While we are waiting for the daisy to bloom and we will know whether there will be an investiture of Pedro Sánchez in November or new elections in January, the political debate (if it can be called a debate), like the planet, is gradually raising the temperature. In a democracy, politics requires a permanent contrast of ideas and programs between the various actors. And from different positions, inherent in a plural society, in the main issues, the agreement that can best serve the common good must be sought, through cooperation, dialogue, negotiation and transaction. Doing so, in addition, keeping and respecting the forms. It does not seem, however, that nowadays these are the currencies that guide political praxis nor that it is assumed that their absence results in a progressive weakening of democracy.

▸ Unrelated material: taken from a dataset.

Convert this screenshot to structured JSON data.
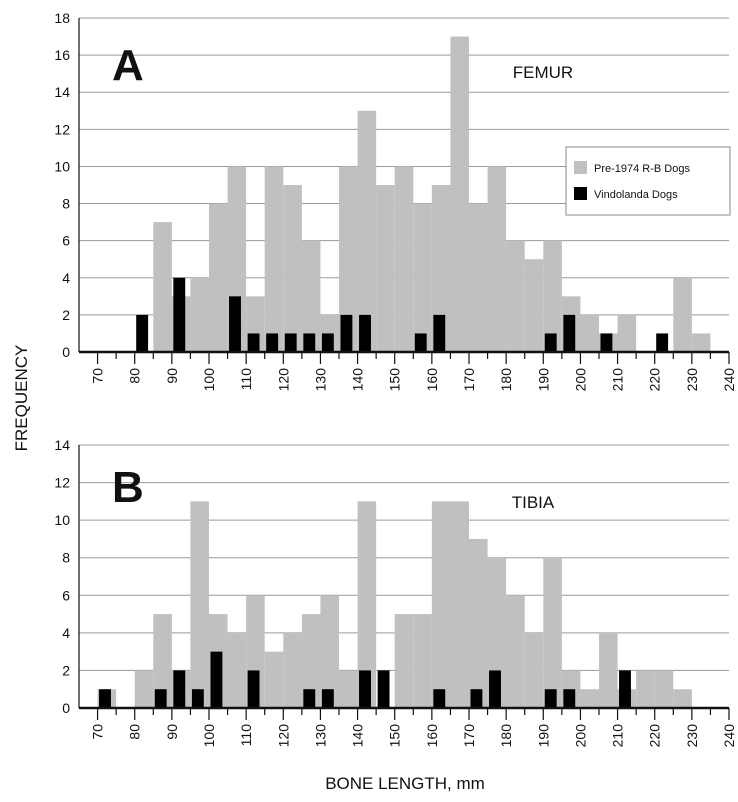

It is often said that our society is polarized and tense. And in a way it is (albeit in some places more than in others), but the biggest responsibility does not lie with the citizens, but with a considerable part of the current political leaders. They are the ones who have stressed him with their gestures, their words and their behavior. A democratic society requires that the representatives are able to listen to each other, that they respect each other and that they approach their differences calmly. When, on the contrary, as it happens today, what dominates is contempt and insult, the result makes impossible the cooperation that the search for the common interest requires. And consequently, it corrodes the obligatory duty to share, live with the different and learn from it.

Democracy is based on trust and if no one trusts anyone, as is the case today, the public distrusts their political representatives. This prevents anything from being built in common, which, in turn, causes a progressive erosion of institutions and, with it, of democracy itself, thus sowing the seeds of anti-political discourses, the vanguard of populism and authoritarianism . This is how democracies die today!

While cursing and disowning what some pejoratively call the “regime of 78”, the transition and the Constitution that emanated from it, the notion is being lost – I think this is precisely what some are chasing – that have been the basic pillars of the best decades of coexistence, progress, peace and… self-government for the various national realities that coexist in Spain. And decades of democracy, of course!

The eagerness that many have – expressly or tacitly – to renounce these pillars should be replaced by recovering and perfecting the values ??that have made this reality possible. Diversity must be respected and encouraged; regain control; avoid simplification (it is enough to reduce the plurality to factions or terrorists; to traitors or purists…) and, as I said, listen much more by sitting at the dialogue table and not parapeting -se behind the tweet that provokes accusations and responses without any need to motivate them.

Robert Schuman said that “democracy is a constant creation”. Or, in other words, lifelong learning. The driving energy of this constant creation, of this learning, emanates from the citizenry and when citizens, due to politics, lose sensitivity to the risk of damaging democracy itself, it runs out of energy and turn off slowly And I’m afraid that’s what’s happening to us.